Canadians can help promote faster internet for all by taking CIRA’s Internet Performance Test at performance.cira.ca.
Figures and Graphs1
1Note: Multiple tests taken from the same IP address are combined to produce a daily average upload and download speed. This reduces the likelihood that a single IP address will significantly distort the data.
- At CIRA, we do everything we can to help Canadians thrive online. Our team works to ensure that the internet is a force for innovation, connection, and trust. But we recognize that the benefits of the web have not been shared universally. That’s why we contribute our expertise, resources, and convening power to help solve the internet’s problems through our Community Investment Program with initiatives like our Internet Performance Test.
- CIRA partners with community groups, local Chambers of Commerce, government agencies and more to facilitate the use of IPT for connectivity planning. These strong local connections and partnerships are key to building the test data needed to support infrastructure upgrades in underserved communities.
- The 2021 federal budget committed an additional $1 billion over six years for the Universal Broadband Fund (UBF) to increase access to fast and reliable high-speed internet for rural and remote communities, bringing the federal government’s UBF investment to $2.75 billion.
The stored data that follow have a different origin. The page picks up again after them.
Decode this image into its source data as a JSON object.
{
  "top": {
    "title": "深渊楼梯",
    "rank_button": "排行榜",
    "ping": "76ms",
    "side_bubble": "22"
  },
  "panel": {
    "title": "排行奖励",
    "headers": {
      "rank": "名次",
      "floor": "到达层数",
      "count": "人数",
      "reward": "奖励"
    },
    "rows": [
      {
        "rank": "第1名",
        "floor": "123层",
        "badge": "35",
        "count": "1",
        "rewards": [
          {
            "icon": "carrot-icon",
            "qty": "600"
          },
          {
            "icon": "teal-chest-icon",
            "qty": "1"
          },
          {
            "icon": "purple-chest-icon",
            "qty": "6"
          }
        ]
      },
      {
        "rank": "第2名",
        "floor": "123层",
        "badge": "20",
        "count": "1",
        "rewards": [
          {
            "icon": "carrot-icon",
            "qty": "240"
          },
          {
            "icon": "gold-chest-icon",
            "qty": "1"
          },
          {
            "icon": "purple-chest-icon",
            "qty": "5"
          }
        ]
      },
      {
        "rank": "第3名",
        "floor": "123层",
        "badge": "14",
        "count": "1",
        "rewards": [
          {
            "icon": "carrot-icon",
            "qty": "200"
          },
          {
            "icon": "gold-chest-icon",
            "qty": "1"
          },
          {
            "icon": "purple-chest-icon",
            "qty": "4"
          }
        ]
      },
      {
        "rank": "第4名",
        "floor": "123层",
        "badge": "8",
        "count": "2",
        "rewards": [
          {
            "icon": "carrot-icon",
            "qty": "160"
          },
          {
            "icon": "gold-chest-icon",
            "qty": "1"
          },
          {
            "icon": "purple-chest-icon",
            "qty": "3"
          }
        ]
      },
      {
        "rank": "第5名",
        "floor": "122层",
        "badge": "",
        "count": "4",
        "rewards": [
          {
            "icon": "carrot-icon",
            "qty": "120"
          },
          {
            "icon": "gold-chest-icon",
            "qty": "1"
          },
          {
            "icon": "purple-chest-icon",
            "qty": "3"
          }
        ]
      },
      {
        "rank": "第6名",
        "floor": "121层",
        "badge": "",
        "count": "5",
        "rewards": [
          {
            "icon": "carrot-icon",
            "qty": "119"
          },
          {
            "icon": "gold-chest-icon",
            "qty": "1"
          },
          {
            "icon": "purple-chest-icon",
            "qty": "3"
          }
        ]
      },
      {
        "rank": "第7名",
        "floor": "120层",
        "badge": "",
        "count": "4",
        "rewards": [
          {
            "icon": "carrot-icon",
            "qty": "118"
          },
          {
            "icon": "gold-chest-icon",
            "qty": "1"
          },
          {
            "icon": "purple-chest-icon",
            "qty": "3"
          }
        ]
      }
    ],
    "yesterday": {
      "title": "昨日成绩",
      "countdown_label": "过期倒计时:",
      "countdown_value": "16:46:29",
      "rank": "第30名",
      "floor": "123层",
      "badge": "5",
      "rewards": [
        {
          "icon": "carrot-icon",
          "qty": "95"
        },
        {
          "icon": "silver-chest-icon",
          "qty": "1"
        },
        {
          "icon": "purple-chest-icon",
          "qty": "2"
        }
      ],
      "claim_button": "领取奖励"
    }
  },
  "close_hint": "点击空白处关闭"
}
No additional funding was provided in the Budget 2022. As these infrastructure projects roll out across the country, Canadians using CIRA’s IPT program will play an important role in tracking the evolution of internet quality and the impact of public investments, including the outcomes from UBF funded projects.
- In Telecom Decision 2021-181 on May 27, 2021, the Canadian Radio-television and Telecommunications Commission (CRTC) reversed their 2019 order that lowered wholesale internet pricing for independent competitor ISPs. The federal government upheld the CRTC’s decision in response to a petition from Teksavvy in an Order-in-Council released May 19, 2022.
- In May 2022, the federal government also announced an Order Issuing a Direction to the CRTC on a Renewed Approach to Telecommunications Policy intended to promote telecommunication competition, affordability, consumer interests and innovation.